The Florida senator spent the first roughly 10 minutes of his rally in Dallas, Texas, on Friday morning relentlessly attacking Trump, including reading off misspelled tweets and turning Trump’s attacks back on the reality TV star.
“He called me Mr. Meltdown,” Rubio said, smiling and saying that Thursday night during the commercial breaks, “he went backstage, he was having a meltdown.”
He said Trump had “one of those little sweat mustaches,” borrowing Trump’s “sweating” line of attack against Rubio, and said he wanted a full-length mirror.
“Maybe to make sure his pants weren’t wet,” Rubio said.
Trump responded in a press conference Friday by largely repeating past attacks he’s made against Rubio, calling him a “choker,” “lightweight,” “clown” and saying he’s the one who sweats.
“Can you imagine,” Trump said of Rubio meeting Russian President Vladimir Putin, “and he walks in and he’s drenched. I have never seen a human being sweat like this man sweats. … It looked like he had just jumped into a swimming pool with his clothes on.”
Later, during his rally, Trump doubled down, waving around a water bottle and splashing water while declaring: “It’s Rubio!”
Trump recalled Rubio’s poor New Hampshire debate performance, in which he repeated the same line multiple times.
“I thought he was going to die,” Trump said. “Once a choker, always a choker.”
Later in his speech, he added: “I looked at the puddle on the ground and said, ‘What is that?'”
He also said Rubio was lying about his financial history: “I used to call Ted Cruz a liar, but now I’ll actually call Marco Rubio (one),” Trump said.
And at an evening rally in Oklahoma City, Trump said Rubio was “not a presidential guy.”
Rubio turns focus to Trump
Rubio’s speech was a stark departure from Rubio’s style throughout the campaign thus far. Until a few days ago, Rubio rarely even mentioned Trump in his stump speeches, preferring to focus on his optimistic campaign message.
But since Nevada, Rubio has been sprinkling attacks against Trump into his speeches — and Thursday night’s debate signaled a turning point in style. Rubio deployed a debate strategy of persistently going after the front-runner, interjecting joke after joke as Trump tried to fight back.
Friday’s speech was a step farther than that — as Rubio doubled down on the line of criticism he began Thursday night, including Trump’s hiring of foreign workers at his business ventures.
Rubio also went after Trump for his “tough guy” demeanor, repeatedly trying to drive home the charge that Trump doesn’t stand up for the little guy.
“He’s going to Americans who are struggling, Americans who are hurting, and he’s saying, ‘I’m fighting for you because I’m a tough guy.’ A tough guy?” Rubio asked, incredulously, saying Trump got where he is by inheriting money.

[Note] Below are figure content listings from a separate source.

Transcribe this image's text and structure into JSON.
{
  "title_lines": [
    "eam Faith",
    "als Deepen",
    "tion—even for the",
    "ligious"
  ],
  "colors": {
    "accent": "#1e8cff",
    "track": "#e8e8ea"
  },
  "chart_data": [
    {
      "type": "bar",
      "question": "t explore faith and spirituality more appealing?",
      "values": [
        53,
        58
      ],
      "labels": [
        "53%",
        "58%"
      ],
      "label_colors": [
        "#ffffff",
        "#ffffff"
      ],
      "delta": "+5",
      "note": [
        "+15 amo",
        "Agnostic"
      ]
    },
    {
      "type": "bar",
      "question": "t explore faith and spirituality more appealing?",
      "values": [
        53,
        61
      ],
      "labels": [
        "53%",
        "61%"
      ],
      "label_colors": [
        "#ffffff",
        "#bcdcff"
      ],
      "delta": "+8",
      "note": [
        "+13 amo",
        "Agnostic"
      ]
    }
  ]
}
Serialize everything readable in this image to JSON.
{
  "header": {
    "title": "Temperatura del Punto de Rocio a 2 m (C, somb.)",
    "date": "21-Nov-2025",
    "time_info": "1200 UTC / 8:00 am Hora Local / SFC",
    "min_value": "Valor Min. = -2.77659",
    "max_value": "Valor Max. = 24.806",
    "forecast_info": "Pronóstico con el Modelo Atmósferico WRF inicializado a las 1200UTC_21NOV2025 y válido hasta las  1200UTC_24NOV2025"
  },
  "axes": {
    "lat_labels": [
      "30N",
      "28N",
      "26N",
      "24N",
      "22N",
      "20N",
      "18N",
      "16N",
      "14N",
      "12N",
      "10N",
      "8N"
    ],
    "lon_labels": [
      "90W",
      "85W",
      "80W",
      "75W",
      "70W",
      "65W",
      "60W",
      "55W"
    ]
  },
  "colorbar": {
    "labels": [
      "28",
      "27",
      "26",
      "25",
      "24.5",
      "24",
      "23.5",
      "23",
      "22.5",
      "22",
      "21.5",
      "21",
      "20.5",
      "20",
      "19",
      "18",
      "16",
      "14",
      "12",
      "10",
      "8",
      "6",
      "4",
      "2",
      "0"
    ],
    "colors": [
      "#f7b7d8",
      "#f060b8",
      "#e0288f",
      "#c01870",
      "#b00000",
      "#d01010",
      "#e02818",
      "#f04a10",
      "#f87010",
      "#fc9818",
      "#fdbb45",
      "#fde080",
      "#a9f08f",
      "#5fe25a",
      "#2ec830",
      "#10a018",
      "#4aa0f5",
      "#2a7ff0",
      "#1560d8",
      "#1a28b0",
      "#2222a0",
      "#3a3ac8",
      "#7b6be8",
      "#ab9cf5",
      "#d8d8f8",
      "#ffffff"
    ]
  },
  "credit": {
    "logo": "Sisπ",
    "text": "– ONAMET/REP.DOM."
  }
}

He then mocked Trump’s recent comments that he wanted to punch a protester in the face.
“Donald Trump has never punched anyone in the face. Donald Trump was the first guy that begged for Secret Service protection,” Rubio said.
Rubio escalated the feud by reading a string of Trump’s tweets — many directed at Rubio — off his smartphone, pointing out a series of misspellings Trump made Friday morning.
“How does this guy, not one tweet but three tweets, misspell words so badly?” Rubio cracked. “And I only reached two conclusions. No. 1: That’s how they spell those words at the Wharton School of Business … Or, No. 2, just like Trump Tower, he must have hired a foreign worker to do his own tweets.”
He repeatedly drove home the image of Trump as a magnate who takes advantage of the little guy, instead of representing him. Rubio also contrasted that with his own American dream-style story, mixing in a new dig at Trump into his usual retelling of his family history.
“My father was a bartender at a hotel and my mother was a maid, the kind of people Donald Trump hires from other countries,” Rubio said.
He also spun many of Trump’s attacks against him back in Trump’s direction, like the sweating tweaks. He made fun of Trump tweeting that Rubio looked like “a little boy” by bringing up Trump’s own age, of 69.
“It’s not that I look like a little boy,” Rubio said. “I wouldn’t even be the youngest president — but he would be the oldest president ever elected, and that’s like an eight year term, so you start to worry.”
He also repeated his line from Friday’s morning shows that Trump is a “con artist” and urged his audience to help “unmask” him.
“It’s time to pull his mask off so people can see what we are dealing with here,” Rubio said. “Friends do not let friends vote for con artists.”